The 1894 statue has long drawn criticism for its demeaning depiction of Native Americans.

Pioneer Monument located near San Francisco City Hall. (Jessica Christian/S.F. Examiner)

The Historic Preservation Commission voted unanimously Wednesday to remove the controversial part of a statue in Civic Center that has been called a symbol of the degradation and genocide of Native Americans.

The statue that sits on Fulton Street outside the Main Public Library has drawn years-long criticism for its placement of a Native American sitting on the ground — with a mission padre and vaquero standing over him. It is one of four other statues that make up the 1894 Pioneer Monument, which faces San Francisco City Hall.

Now, the decision to remove it is going back to the Arts Commission, which moved to remove the monument titled ‘Early Days’ after the removal of a Confederate statue in Charlottesville, Va. set off white nationalist protests.

Removing the ‘Early Days’ statue was determined by Arts Commission staff to not impact the overall character of the district and will be cleaned by preservation experts before long-term storage.
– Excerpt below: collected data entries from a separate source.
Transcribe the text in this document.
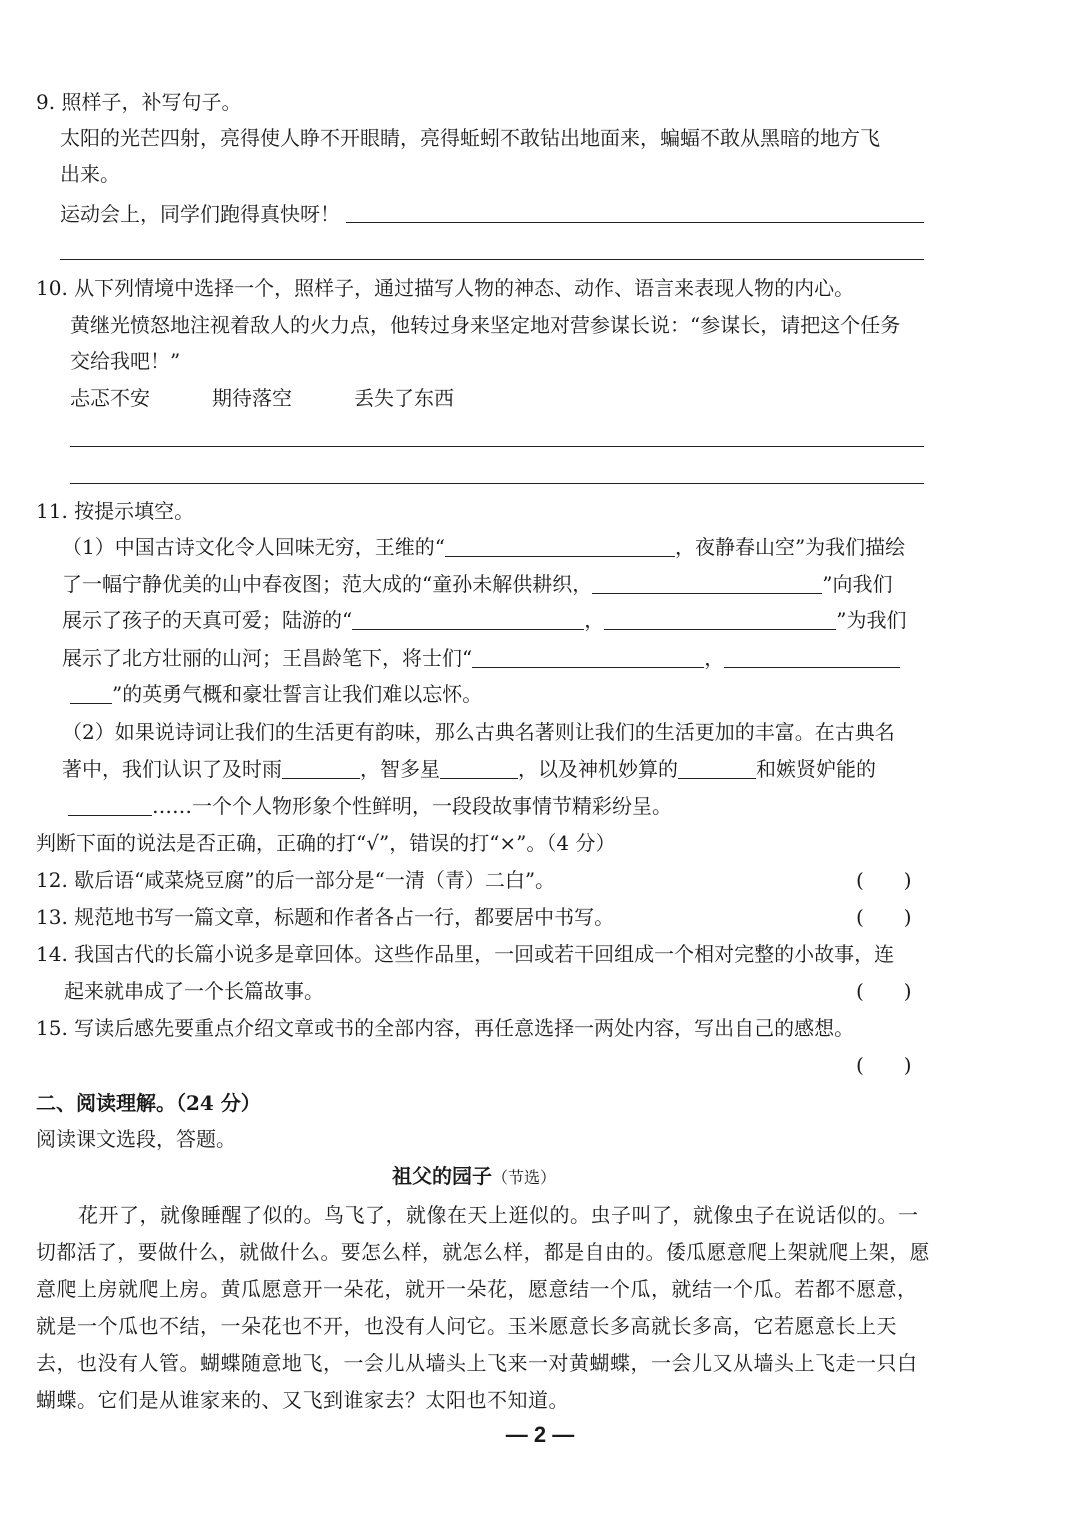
9. 照样子，补写句子。
太阳的光芒四射，亮得使人睁不开眼睛，亮得蚯蚓不敢钻出地面来，蝙蝠不敢从黑暗的地方飞
出来。
运动会上，同学们跑得真快呀！
10. 从下列情境中选择一个，照样子，通过描写人物的神态、动作、语言来表现人物的内心。
黄继光愤怒地注视着敌人的火力点，他转过身来坚定地对营参谋长说：“参谋长，请把这个任务
交给我吧！”
忐忑不安	期待落空	丢失了东西
11. 按提示填空。
（1）中国古诗文化令人回味无穷，王维的“	，夜静春山空”为我们描绘
了一幅宁静优美的山中春夜图；范大成的“童孙未解供耕织，	”向我们
展示了孩子的天真可爱；陆游的“	，	”为我们
展示了北方壮丽的山河；王昌龄笔下，将士们“	，
”的英勇气概和豪壮誓言让我们难以忘怀。
（2）如果说诗词让我们的生活更有韵味，那么古典名著则让我们的生活更加的丰富。在古典名
著中，我们认识了及时雨	，智多星	，以及神机妙算的	和嫉贤妒能的
……一个个人物形象个性鲜明，一段段故事情节精彩纷呈。
判断下面的说法是否正确，正确的打“√”，错误的打“×”。（4 分）
12. 歇后语“咸菜烧豆腐”的后一部分是“一清（青）二白”。	(　　)
13. 规范地书写一篇文章，标题和作者各占一行，都要居中书写。	(　　)
14. 我国古代的长篇小说多是章回体。这些作品里，一回或若干回组成一个相对完整的小故事，连
起来就串成了一个长篇故事。	(　　)
15. 写读后感先要重点介绍文章或书的全部内容，再任意选择一两处内容，写出自己的感想。
(　　)
二、阅读理解。（24 分）
阅读课文选段，答题。
祖父的园子（节选）
花开了，就像睡醒了似的。鸟飞了，就像在天上逛似的。虫子叫了，就像虫子在说话似的。一
切都活了，要做什么，就做什么。要怎么样，就怎么样，都是自由的。倭瓜愿意爬上架就爬上架，愿
意爬上房就爬上房。黄瓜愿意开一朵花，就开一朵花，愿意结一个瓜，就结一个瓜。若都不愿意，
就是一个瓜也不结，一朵花也不开，也没有人问它。玉米愿意长多高就长多高，它若愿意长上天
去，也没有人管。蝴蝶随意地飞，一会儿从墙头上飞来一对黄蝴蝶，一会儿又从墙头上飞走一只白
蝴蝶。它们是从谁家来的、又飞到谁家去？太阳也不知道。
— 2 —
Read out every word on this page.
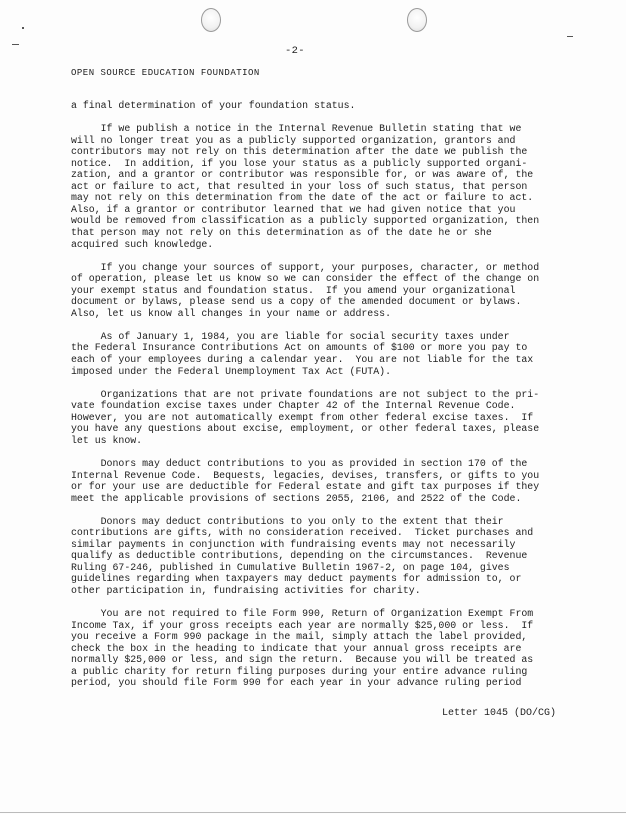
-2-
OPEN SOURCE EDUCATION FOUNDATION
a final determination of your foundation status.
If we publish a notice in the Internal Revenue Bulletin stating that we
will no longer treat you as a publicly supported organization, grantors and
contributors may not rely on this determination after the date we publish the
notice.  In addition, if you lose your status as a publicly supported organi-
zation, and a grantor or contributor was responsible for, or was aware of, the
act or failure to act, that resulted in your loss of such status, that person
may not rely on this determination from the date of the act or failure to act.
Also, if a grantor or contributor learned that we had given notice that you
would be removed from classification as a publicly supported organization, then
that person may not rely on this determination as of the date he or she
acquired such knowledge.
If you change your sources of support, your purposes, character, or method
of operation, please let us know so we can consider the effect of the change on
your exempt status and foundation status.  If you amend your organizational
document or bylaws, please send us a copy of the amended document or bylaws.
Also, let us know all changes in your name or address.
As of January 1, 1984, you are liable for social security taxes under
the Federal Insurance Contributions Act on amounts of $100 or more you pay to
each of your employees during a calendar year.  You are not liable for the tax
imposed under the Federal Unemployment Tax Act (FUTA).
Organizations that are not private foundations are not subject to the pri-
vate foundation excise taxes under Chapter 42 of the Internal Revenue Code.
However, you are not automatically exempt from other federal excise taxes.  If
you have any questions about excise, employment, or other federal taxes, please
let us know.
Donors may deduct contributions to you as provided in section 170 of the
Internal Revenue Code.  Bequests, legacies, devises, transfers, or gifts to you
or for your use are deductible for Federal estate and gift tax purposes if they
meet the applicable provisions of sections 2055, 2106, and 2522 of the Code.
Donors may deduct contributions to you only to the extent that their
contributions are gifts, with no consideration received.  Ticket purchases and
similar payments in conjunction with fundraising events may not necessarily
qualify as deductible contributions, depending on the circumstances.  Revenue
Ruling 67-246, published in Cumulative Bulletin 1967-2, on page 104, gives
guidelines regarding when taxpayers may deduct payments for admission to, or
other participation in, fundraising activities for charity.
You are not required to file Form 990, Return of Organization Exempt From
Income Tax, if your gross receipts each year are normally $25,000 or less.  If
you receive a Form 990 package in the mail, simply attach the label provided,
check the box in the heading to indicate that your annual gross receipts are
normally $25,000 or less, and sign the return.  Because you will be treated as
a public charity for return filing purposes during your entire advance ruling
period, you should file Form 990 for each year in your advance ruling period
Letter 1045 (DO/CG)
But the question of what happens after removal made some Historic Preservation commissioners skeptical that the lesson would be missed by future onlookers.

Commissioner Richard Johns recounted a story of how he was told as a young man that it symbolizes how over and over again, there will be one group that thinks it knows everything taking advantage of another group. 

“I think it’s there to warn us that terrible things can happen,” Johns said, not acknowledging the rarity of the lesson and that it was dedicated in the 19th century. “We have to confront the ugliness in our past.”

Perhaps seeing this argument coming, one public commenter — who identified herself as Native American but whose name SF Weekly didn’t catch — told the commissioners that she and others have been asking for this for decades. 

“I am told so many times that people will forget the history of the genocide of the Native Americans,” she said at the meeting. “I’ll make sure that no one forgets.”

The Historic Preservation Commission eventually voted for the removal with an amendment that the Arts Commission should include a plaque addressing why the statue was removed. Commissioners agreed during the debate that the removal sends a message that these monuments shouldn’t exist and that contextualizing them in a museum would be beneficial.

This is one of recent efforts to address continued glorification of colonialization that decimated Native American populations. Last month, San Francisco joined a national movement in renaming Columbus Day as Indigenous Peoples Day.

The agreement to officially designate the alteration as appropriate will go back to the Arts Commission for final approval.